Services
The UCLA Tissue Array Core Facility provides a number of tissue array platform services including:
- Tissue array project consultation
- Tissue array construction
- Collection and databasing of supporting pathology, clinical and marker expression data sets
- Biostatistical analysis or study data
- Preparation of figures and text for manuscripts and grants
- Educational and training sessions in tissue array and analysis techniques
Background
The purpose of the tissue microarray (TMA) is to represent, with small samplings of tissue, the histomorphological spectrum of the original surgical specimen. Therefore, construction of a TMA that will provide this appropriate representation necessitates careful case choice, case review, array design, technical skill at construction, and quality control. The strength of this resource is best exemplified by the combined power of well-crafted tissue array linked to a clinicopathological database encompassing the arrayed patients, together forming a powerful research tool.
Process
After collection of surgical pathology case material and reports, H&E sections are examined histomorphologically to determine where to biopsy the donor tissue materials to best represent the histologies desired for the tissue array block.

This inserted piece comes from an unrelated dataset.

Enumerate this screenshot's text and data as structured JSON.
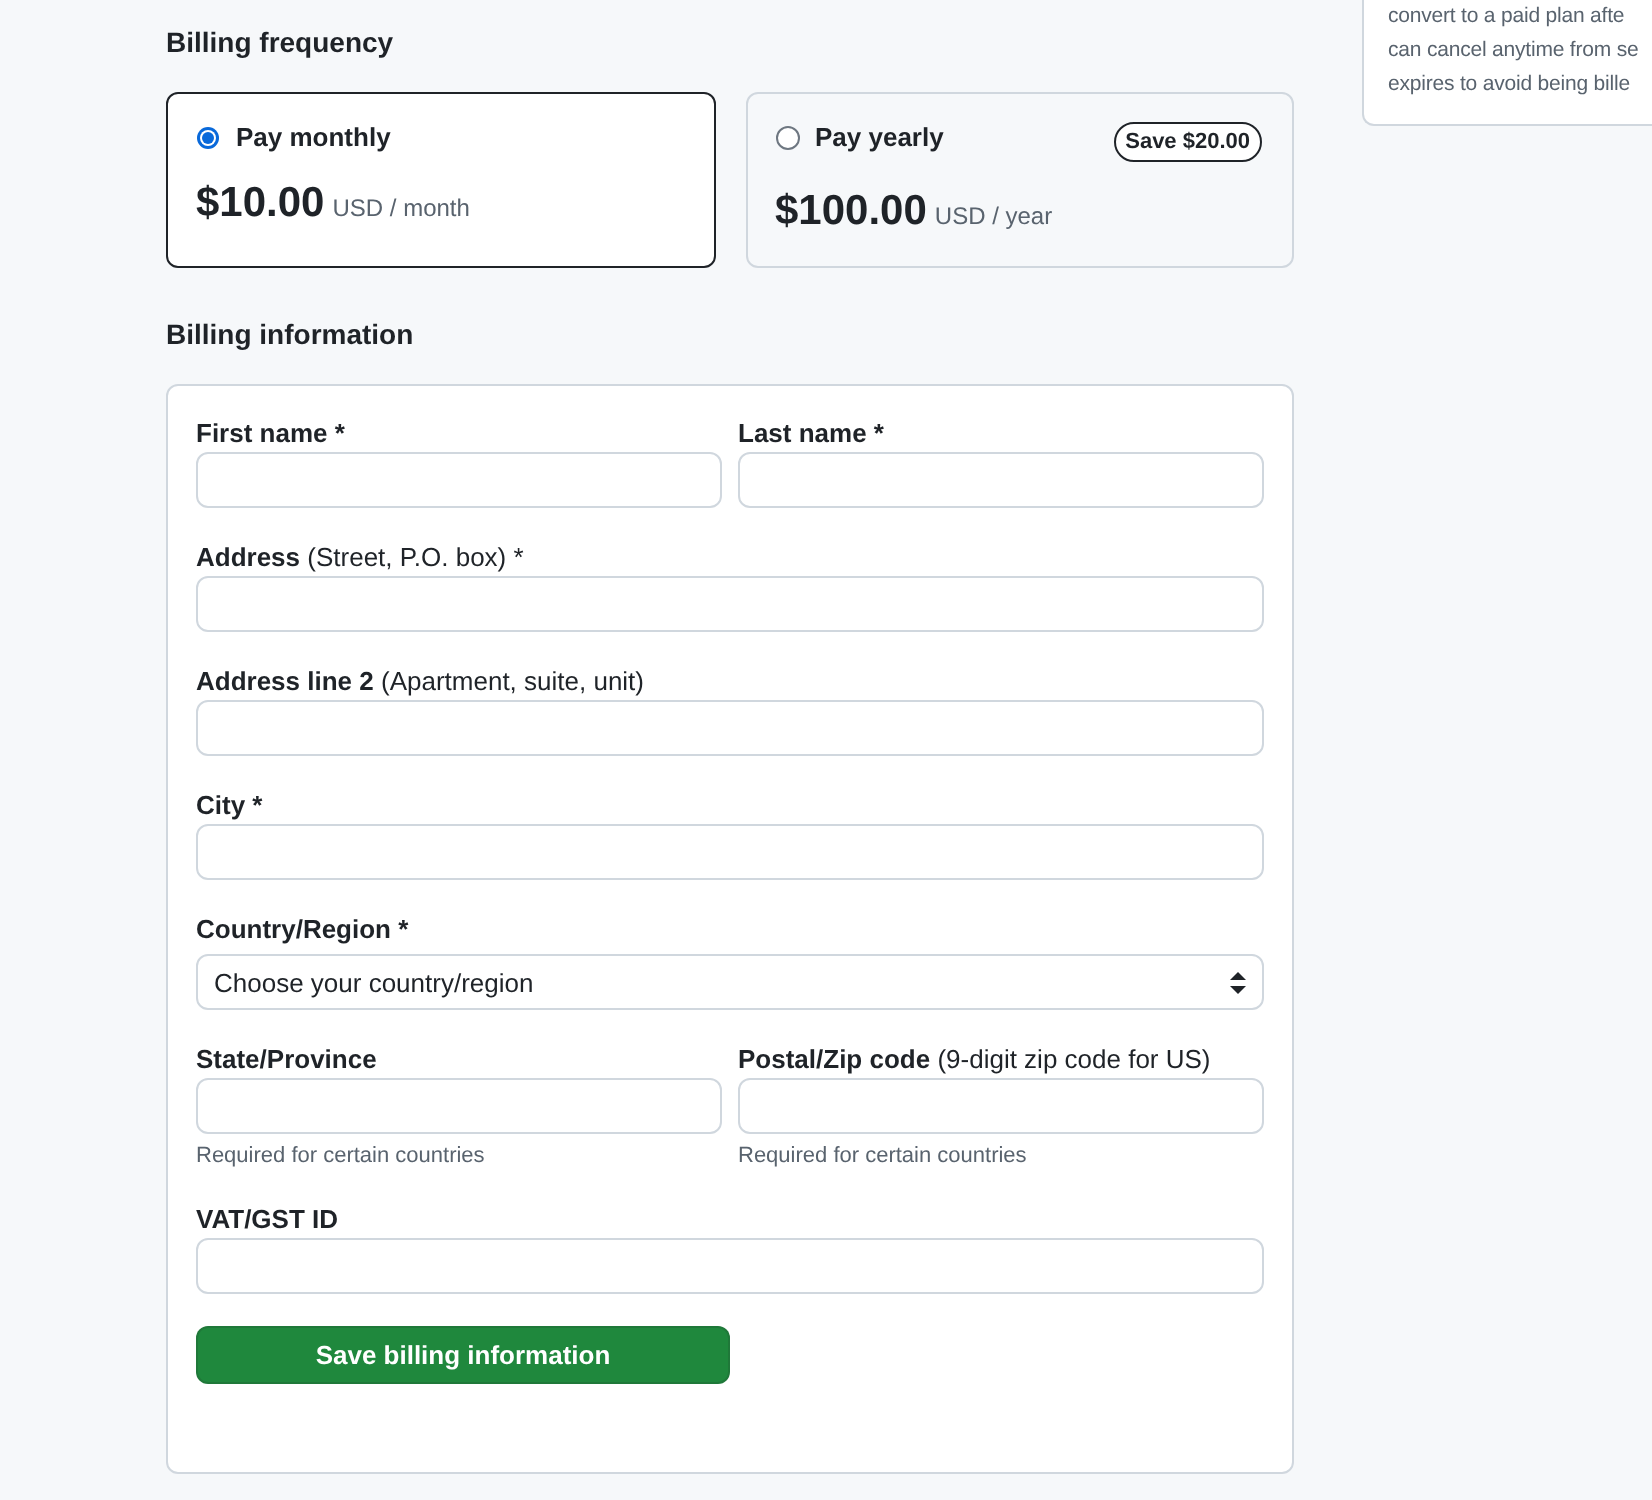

Once the desired regions are marked on these H&E sections the areas are matched to the donor blocks and the tissue is extracted from them and placed into a growing tissue array block utilizing a tissue array instrument.
The process is repeated from numerous donor blocks until the new tissue array block is fully constructed. With this technique, as many as 700 cylindrical 0.6 mm diameter formalin-fixed and paraffin-embedded tissue cores are densely and precisely arrayed into a single typical paraffin block. On very large tissue arrays multiple array blocks will be produced to create one tissue array “set”.


From each array block, up to 300 serial 4-8um thick sections can be produced and placed on individual glass microscopic slides. An adhesive-coated tape system is useful in maintaining array formatting in the transfer of cut ribbons to the glass slides.
Assays performed with tissue arrays are the same as can be done with conventional whole tissue sections including morphologic brightfield examination (H&E), protein expression studies (immunohistochemistry), and DNA copy number analysis (fluorescence in situ hybridization FISH). Also, in situ PCR as well as a vast panel of traditional histologic special stains may be applied to tissue array slides.

The tissue arrays provide a lasting resource tool for future studies. The large number of available replicate slides allows consecutive analysis of numerous molecular markers, and therefore construction of rich databases for correlative analyses of protein expression, gene copy number, morphohistological phenotypes and clinical outcomes.